Medallists were called on to submit their designs for Wellington’s gold medal idea. In 1819, Benedetto Pistrucci, Chief Medallist at the Royal Mint, had his design accepted.
Pistrucci was a controversial figure, an Italian who had worked in France under Napoleon. He had a fiery temperament and an artistic contempt for working with others. He refused to copy the work
of respected British sculptor John Flaxman, planning to create and carve his own designs. Pistrucci’s plans featured busts of the Allied monarchs of Britain, Austria, Russia and Prussia, with
elaborate classical designs. For this he was to be paid the then-immense sum of £3,500.
Pistrucci had a heavy workload designing coins for the Royal Mint and work on the Waterloo medal was slow. Pistrucci also feared he would be sacked as soon as the medal was finished, so may have
deliberately delayed. The carving of the medal dies took an astonishing 30 years.

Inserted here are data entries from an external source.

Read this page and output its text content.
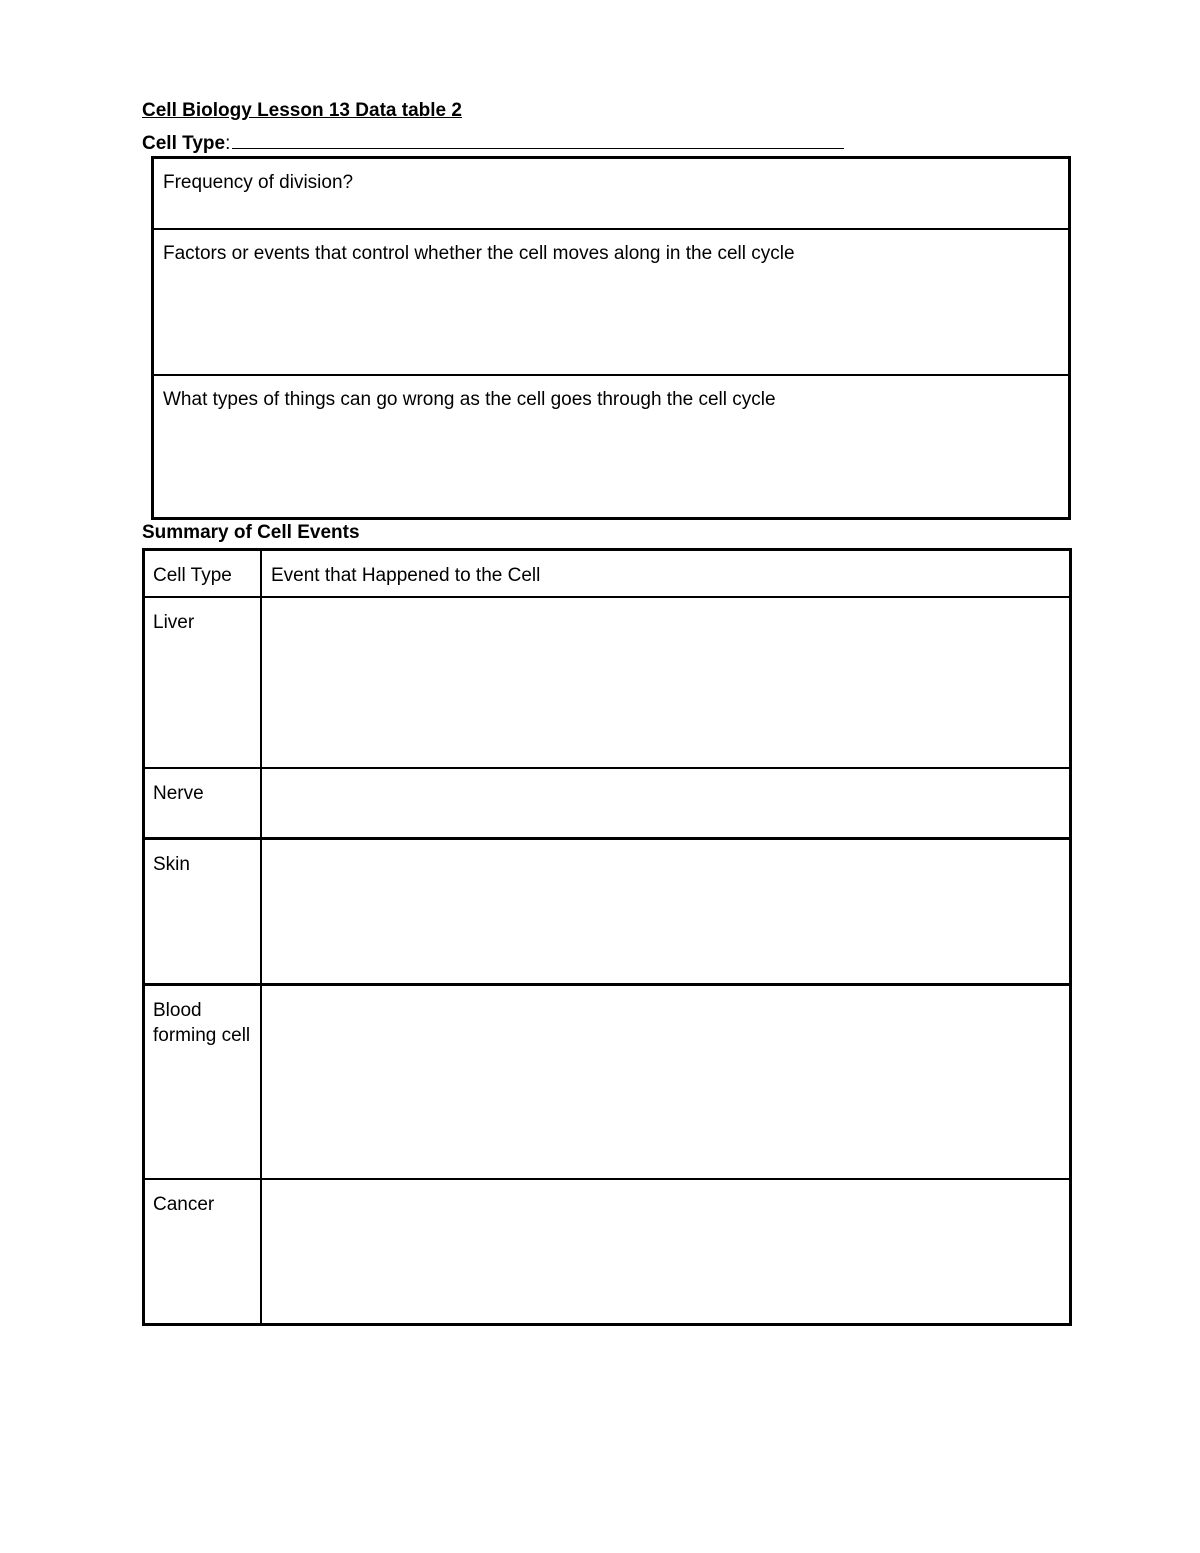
Cell Biology Lesson 13 Data table 2
Cell Type:
Frequency of division?
Factors or events that control whether the cell moves along in the cell cycle
What types of things can go wrong as the cell goes through the cell cycle
Summary of Cell Events
Cell Type	Event that Happened to the Cell
Liver
Nerve
Skin
Blood forming cell
Cancer
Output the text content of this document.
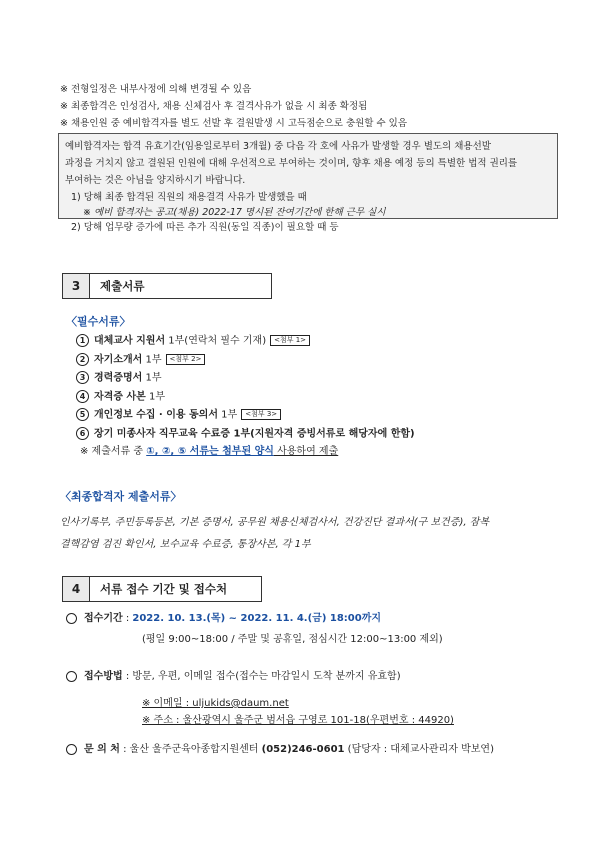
※ 전형일정은 내부사정에 의해 변경될 수 있음
※ 최종합격은 인성검사, 채용 신체검사 후 결격사유가 없을 시 최종 확정됨
※ 채용인원 중 예비합격자를 별도 선발 후 결원발생 시 고득점순으로 충원할 수 있음
예비합격자는 합격 유효기간(임용일로부터 3개월) 중 다음 각 호에 사유가 발생할 경우 별도의 채용선발
과정을 거치지 않고 결원된 인원에 대해 우선적으로 부여하는 것이며, 향후 채용 예정 등의 특별한 법적 권리를
부여하는 것은 아님을 양지하시기 바랍니다.
1) 당해 최종 합격된 직원의 채용결격 사유가 발생했을 때
※ 예비 합격자는 공고(채용) 2022-17 명시된 잔여기간에 한해 근무 실시
2) 당해 업무량 증가에 따른 추가 직원(동일 직종)이 필요할 때 등
3	제출서류
〈필수서류〉
1 대체교사 지원서 1부(연락처 필수 기재) <첨부 1>
2 자기소개서 1부 <첨부 2>
3 경력증명서 1부
4 자격증 사본 1부
5 개인정보 수집 · 이용 동의서 1부 <첨부 3>
6 장기 미종사자 직무교육 수료증 1부(지원자격 증빙서류로 해당자에 한함)
※ 제출서류 중 ①, ②, ⑤ 서류는 첨부된 양식 사용하여 제출
〈최종합격자 제출서류〉
인사기록부, 주민등록등본, 기본 증명서, 공무원 채용신체검사서, 건강진단 결과서(구 보건증), 잠복
결핵감염 검진 확인서, 보수교육 수료증, 통장사본, 각 1부
4	서류 접수 기간 및 접수처
접수기간 : 2022. 10. 13.(목) ~ 2022. 11. 4.(금) 18:00까지
(평일 9:00~18:00 / 주말 및 공휴일, 점심시간 12:00~13:00 제외)
접수방법 : 방문, 우편, 이메일 접수(접수는 마감일시 도착 분까지 유효함)
※ 이메일 : uljukids@daum.net
※ 주소 : 울산광역시 울주군 범서읍 구영로 101-18(우편번호 : 44920)
문 의 처 : 울산 울주군육아종합지원센터 (052)246-0601 (담당자 : 대체교사관리자 박보연)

By 1849, the dies were reportedly finished, but only in terms of design. They now needed to be hardened so that they could be used to strike the medals. This had never been done with such a large
and complex design. Although the dies were created in four pieces to assist in their hardening, it seems that nobody was willing to take the risk of damaging Pistrucci’s work that had taken three
decades in the making. Eventually, the Royal Mint used electrotyping, a recently invented chemical process, to cast some medals in silver. Unfortunately, by this time all the monarchs depicted on the
medal had died, as had almost all the intended recipients, except for the Duke of Wellington.